Тата дал подзатыльника и Мухомору, чтоб не зазнавался. Тот кубарем полетел с ног. Но тут же встал, отряхнулся и захихикал, как ни в чем не бывало. За свою некрасивую выходку сам Тата получил затрещину от Кабана, прямо на ходу, не время было останавливаться, ведь слова правды звучали все отчетливей.
— И как богатому верблюду, мерзавцы, не пролезть в игольное ушко, так и всякой окопавшейся сволочи не проползти на своем скользком брюхе в рай демократии! Я вам говорю! Ибо погрязли!
Трезвяк замер как вкопанный. Он не мог поверить своим ушам.
Мустафа дал ему пинка.
— Чиво стоиш!
— Это же Буба, — еле слышно пролепетал Трезвяк.
— Какая ишо буба! — не понял Мустафа.
— Чокнутая… тьфу, Чокнутый! — от волнения язык у Трезвяка начал заплетаться. — Буба Чокнутый, односельчанин наш!
— Молчи! — вдруг оборвал его Додя Кабан. Он чего-то внезапно перепугался, зрачки расширились, ноздри раздулись — вот-вот пар повалит.
Трезвяк смолк, от греха подальше. Один только старичок Мухомор поглядел на него сочувственно, пожалел, но сказать ничего не сказал, лишь слезу смахнул с дряблой, поросшей старческим мхом щеки.
Пламенный оратор стоял на хлипкой, трескуче-покачивающейся, но высокой трибуне прямо меж огромных шаров. Отсюда, снизу, лобасто-ушастой головы гениальнейшего мыслителя видно не было, она терялась где-то в заоблачных высях, там, где ей и надлежало пребывать. Но рука оратора, воздетая к небесам, указующим перстом напоминала о незримом божестве.

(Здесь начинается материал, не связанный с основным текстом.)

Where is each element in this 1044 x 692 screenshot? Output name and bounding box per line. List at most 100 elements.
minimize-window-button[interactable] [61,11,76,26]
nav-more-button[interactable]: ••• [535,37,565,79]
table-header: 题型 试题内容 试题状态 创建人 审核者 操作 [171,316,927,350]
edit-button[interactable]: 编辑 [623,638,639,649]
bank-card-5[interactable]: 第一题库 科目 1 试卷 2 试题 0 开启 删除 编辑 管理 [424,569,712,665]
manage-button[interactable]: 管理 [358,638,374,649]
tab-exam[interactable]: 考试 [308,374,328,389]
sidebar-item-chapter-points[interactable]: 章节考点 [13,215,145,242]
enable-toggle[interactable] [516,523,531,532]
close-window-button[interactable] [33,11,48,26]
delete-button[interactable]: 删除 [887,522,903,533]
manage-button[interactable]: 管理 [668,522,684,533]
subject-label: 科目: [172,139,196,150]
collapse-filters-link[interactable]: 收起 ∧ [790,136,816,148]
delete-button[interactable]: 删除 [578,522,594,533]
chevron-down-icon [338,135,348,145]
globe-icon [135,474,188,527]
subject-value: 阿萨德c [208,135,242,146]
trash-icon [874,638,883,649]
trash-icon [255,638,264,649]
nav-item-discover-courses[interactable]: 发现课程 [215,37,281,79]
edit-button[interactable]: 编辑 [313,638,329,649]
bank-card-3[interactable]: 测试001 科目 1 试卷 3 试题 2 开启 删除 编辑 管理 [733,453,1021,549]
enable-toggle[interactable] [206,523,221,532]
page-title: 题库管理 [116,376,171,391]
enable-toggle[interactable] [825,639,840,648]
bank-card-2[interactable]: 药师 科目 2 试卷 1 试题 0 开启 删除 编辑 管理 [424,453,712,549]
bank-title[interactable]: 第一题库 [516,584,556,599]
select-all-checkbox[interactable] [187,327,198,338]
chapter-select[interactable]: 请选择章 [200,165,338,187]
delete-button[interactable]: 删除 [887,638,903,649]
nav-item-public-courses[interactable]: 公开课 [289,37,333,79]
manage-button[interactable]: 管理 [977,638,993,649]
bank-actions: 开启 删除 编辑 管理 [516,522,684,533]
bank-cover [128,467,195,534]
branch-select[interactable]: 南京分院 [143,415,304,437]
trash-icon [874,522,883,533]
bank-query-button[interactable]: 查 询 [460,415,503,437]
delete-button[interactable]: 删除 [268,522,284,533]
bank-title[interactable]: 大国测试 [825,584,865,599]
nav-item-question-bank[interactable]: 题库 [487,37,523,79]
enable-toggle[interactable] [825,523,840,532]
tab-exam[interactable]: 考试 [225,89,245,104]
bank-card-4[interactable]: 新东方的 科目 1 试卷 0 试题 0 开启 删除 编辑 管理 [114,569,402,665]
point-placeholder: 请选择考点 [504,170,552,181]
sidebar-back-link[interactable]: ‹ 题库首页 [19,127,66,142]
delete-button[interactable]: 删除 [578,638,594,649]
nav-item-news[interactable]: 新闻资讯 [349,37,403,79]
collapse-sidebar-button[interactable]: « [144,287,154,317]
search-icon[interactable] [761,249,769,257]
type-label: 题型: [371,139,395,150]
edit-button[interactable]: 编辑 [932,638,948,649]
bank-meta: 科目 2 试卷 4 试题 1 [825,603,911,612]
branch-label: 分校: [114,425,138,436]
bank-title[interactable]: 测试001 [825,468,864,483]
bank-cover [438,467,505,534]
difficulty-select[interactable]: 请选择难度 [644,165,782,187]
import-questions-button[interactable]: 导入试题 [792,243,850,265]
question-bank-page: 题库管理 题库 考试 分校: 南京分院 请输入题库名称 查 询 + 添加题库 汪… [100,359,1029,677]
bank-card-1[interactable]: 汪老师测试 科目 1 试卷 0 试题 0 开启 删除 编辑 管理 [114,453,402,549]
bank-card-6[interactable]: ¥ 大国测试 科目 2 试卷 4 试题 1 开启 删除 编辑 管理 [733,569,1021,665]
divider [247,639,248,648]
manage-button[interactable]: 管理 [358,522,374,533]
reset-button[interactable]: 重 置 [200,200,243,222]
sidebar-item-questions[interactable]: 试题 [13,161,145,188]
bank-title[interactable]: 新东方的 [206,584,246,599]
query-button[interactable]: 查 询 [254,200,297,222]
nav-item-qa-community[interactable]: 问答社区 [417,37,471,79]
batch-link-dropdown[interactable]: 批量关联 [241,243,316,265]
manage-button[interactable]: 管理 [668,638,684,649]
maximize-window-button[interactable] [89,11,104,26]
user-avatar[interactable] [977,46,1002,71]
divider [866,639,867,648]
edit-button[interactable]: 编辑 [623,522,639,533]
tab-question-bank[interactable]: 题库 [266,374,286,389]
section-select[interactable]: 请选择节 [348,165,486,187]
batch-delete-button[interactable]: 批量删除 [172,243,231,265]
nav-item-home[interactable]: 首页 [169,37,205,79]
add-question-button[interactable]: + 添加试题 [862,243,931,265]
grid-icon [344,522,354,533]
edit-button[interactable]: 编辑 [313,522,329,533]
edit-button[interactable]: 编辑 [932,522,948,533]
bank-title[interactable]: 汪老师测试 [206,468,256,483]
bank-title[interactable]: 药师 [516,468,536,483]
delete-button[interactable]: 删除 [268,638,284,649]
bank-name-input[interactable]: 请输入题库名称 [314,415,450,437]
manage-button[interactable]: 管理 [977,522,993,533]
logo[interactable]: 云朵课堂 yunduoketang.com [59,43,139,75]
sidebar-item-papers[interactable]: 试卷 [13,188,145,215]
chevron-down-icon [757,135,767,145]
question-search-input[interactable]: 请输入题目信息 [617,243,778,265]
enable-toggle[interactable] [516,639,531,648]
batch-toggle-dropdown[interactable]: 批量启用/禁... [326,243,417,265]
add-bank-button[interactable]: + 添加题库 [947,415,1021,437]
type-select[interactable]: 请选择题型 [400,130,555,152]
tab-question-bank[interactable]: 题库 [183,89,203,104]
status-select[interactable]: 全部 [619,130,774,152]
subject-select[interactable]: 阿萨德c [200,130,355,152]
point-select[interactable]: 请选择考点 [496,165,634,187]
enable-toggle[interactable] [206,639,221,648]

— Разве так он завещал жить вам, ублюдки?! Аки тупая и богомерзкая саранча бродите вы тут, у стоп моих, и не разумеете ни хрена! Разве так живут в цивилизованном мире?! Нет! Не так! Где свобода у вас, выродки, где лавки, где магазины, где рынки свободные, вас я спрашиваю, отступники и негодяи, где… колбаса?! Нет! Нет у вас колбасы! Ибо господь оставил вас… и прах Учителя вашего, — перст снова вонзился в небеса, — корчится и стонет во гробе своем! Ибо порушены заповеди! Ибо нельзя так больше жить! Без колбасы! Без демократии! Без права каждого на самоопределение! Без су-веринитету, мать вашу! Простым пилигримом — странником с посохом в руке моей прошел^ по святым местам За-барьерья!